L’attività investigativa, avviata nel luglio 2019, ha consentito di individuare una consolidata consorteria che aveva come finalità principale il favoreggiamento dell’immigrazione clandestina sul territorio italiano attraverso lo schema del cosiddetto “
matrimonio di comodo” tra cittadini italiani compiacenti, che percepivano in cambio della loro disponibilità un corrispettivo in denaro, e cittadini extracomunitari, ai quali venivano richiesti fra 5.000 e 6.500 euro in contanti, che potevano poi così richiedere il rilascio del permesso di soggiorno.

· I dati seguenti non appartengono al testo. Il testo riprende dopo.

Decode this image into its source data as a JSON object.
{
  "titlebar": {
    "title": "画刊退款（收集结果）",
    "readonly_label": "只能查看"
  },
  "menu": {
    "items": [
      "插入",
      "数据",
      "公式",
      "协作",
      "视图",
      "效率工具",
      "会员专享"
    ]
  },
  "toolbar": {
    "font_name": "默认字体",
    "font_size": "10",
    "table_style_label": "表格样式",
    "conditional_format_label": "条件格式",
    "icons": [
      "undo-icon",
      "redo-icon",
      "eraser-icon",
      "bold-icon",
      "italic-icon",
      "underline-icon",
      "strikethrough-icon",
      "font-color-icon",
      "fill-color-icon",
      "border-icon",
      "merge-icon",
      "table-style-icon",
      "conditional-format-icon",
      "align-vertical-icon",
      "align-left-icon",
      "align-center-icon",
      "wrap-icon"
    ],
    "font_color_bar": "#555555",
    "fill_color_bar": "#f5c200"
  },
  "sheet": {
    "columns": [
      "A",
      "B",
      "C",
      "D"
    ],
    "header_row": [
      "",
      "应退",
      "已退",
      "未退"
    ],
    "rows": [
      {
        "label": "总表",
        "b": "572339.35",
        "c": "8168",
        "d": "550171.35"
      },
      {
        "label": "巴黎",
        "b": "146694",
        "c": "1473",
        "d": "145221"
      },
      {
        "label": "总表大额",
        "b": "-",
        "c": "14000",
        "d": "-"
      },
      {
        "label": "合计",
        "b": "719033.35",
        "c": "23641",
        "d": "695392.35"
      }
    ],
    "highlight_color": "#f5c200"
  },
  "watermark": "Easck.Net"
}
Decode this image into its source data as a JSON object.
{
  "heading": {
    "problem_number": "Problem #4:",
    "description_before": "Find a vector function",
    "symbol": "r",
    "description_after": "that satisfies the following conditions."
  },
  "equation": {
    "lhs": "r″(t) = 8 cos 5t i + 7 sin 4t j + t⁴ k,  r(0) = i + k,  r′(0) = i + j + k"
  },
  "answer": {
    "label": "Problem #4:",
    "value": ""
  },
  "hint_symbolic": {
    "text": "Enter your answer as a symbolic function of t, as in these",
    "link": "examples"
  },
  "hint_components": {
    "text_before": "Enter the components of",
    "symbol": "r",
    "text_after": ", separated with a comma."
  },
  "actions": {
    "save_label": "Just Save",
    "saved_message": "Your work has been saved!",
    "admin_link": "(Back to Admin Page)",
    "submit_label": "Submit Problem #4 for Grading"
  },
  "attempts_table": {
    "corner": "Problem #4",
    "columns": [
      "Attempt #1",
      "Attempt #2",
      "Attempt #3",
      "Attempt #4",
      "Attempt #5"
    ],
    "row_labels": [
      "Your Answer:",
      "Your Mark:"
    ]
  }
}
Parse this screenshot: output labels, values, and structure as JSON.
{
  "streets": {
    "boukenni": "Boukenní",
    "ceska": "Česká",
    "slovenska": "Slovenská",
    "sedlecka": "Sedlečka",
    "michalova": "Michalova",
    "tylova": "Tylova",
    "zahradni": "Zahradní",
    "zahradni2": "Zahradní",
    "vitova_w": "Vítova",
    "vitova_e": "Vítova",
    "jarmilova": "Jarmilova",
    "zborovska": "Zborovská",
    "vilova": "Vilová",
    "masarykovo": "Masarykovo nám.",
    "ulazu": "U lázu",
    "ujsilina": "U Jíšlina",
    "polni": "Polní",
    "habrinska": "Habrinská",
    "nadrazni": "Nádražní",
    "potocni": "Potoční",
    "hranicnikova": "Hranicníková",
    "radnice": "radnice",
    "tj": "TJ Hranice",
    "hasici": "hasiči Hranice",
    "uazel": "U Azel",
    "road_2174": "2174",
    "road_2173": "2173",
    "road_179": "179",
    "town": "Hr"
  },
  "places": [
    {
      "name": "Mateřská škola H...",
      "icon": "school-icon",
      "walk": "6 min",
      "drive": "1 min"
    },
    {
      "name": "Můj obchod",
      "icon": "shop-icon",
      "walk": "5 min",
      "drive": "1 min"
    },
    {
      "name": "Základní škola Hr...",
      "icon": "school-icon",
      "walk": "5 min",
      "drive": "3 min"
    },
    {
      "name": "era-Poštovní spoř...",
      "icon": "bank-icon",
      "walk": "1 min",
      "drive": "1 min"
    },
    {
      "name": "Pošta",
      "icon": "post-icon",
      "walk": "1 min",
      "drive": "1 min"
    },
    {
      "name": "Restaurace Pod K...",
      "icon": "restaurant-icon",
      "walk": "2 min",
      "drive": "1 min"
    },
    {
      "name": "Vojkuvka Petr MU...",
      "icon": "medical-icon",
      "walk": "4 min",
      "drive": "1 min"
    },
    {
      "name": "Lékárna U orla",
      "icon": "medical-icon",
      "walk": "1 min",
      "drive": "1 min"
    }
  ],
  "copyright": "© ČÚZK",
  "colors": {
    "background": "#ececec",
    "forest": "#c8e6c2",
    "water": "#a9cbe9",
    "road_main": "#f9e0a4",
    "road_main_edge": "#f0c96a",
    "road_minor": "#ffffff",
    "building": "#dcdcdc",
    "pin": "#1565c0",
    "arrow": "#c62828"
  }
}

L’attività tecnica esperita consentiva di ricostruire le ramificazioni del sodalizio localizzandone i componenti nei comuni di
Napoli, Castel Volturno, Mondragone, San Cipriano d’Aversa e Avezzano. Nel corso dell’attività d’indagine, inoltre, sono stati riscontrati più di quaranta matrimoni fittizi ed è stato accertato un volume di affari di quasi duecentomila euro quale provento dell’attività delittuosa. Il provvedimento eseguito è una misura cautelare, disposta in sede di indagini preliminari, avverso cui sono ammessi mezzi di impugnazione, e i destinatari della stessa sono persone sottoposte a indagini e quindi presunti innocenti fino a sentenza definitiva.
I nomi
L'operazione è scattata nella notte, tra le province di Napoli, Milano, Caserta e Bergamo. Nell'ordinanza eseguita dai carabinieri della Compagnia di Caserta, firmata dal gip di Napoli al termine di indagini della Direzione Distrettuale Antimafia partenopea è stato disposto il carcere per
- Matilde Macciocchi, 61 anni;
- Gennaro Di Dato, 64 anni;
- Nabil El Hazmi, 40 anni;
- Hisham Metrache, 40 anni;
- Antonietta Noletto, 55 anni.
Agli
arresti domiciliari, invece:
- Eddine Faize Badr, 33 anni;
- Houite El Hadi, 58 anni;
- Karima El Hariri, 34 anni;
- Luisa Maiello, 73 anni;
- Angelica Loffredo, 28 anni;
- Pia Martina Rea, 22 anni;
- Errica Russo, 21 anni;
- Francesca Riccardi Catino, 29 anni;
- Jessica Riccardi Catino, 27 anni;
- Anna Varlese e Antonella Nardelli, 33 anni,
Infine, disposto l'obbligo di presentazione alla Polizia Giudiziaria per Rosa Pace, 29 anni, e Maria Mugnano, 21 anni.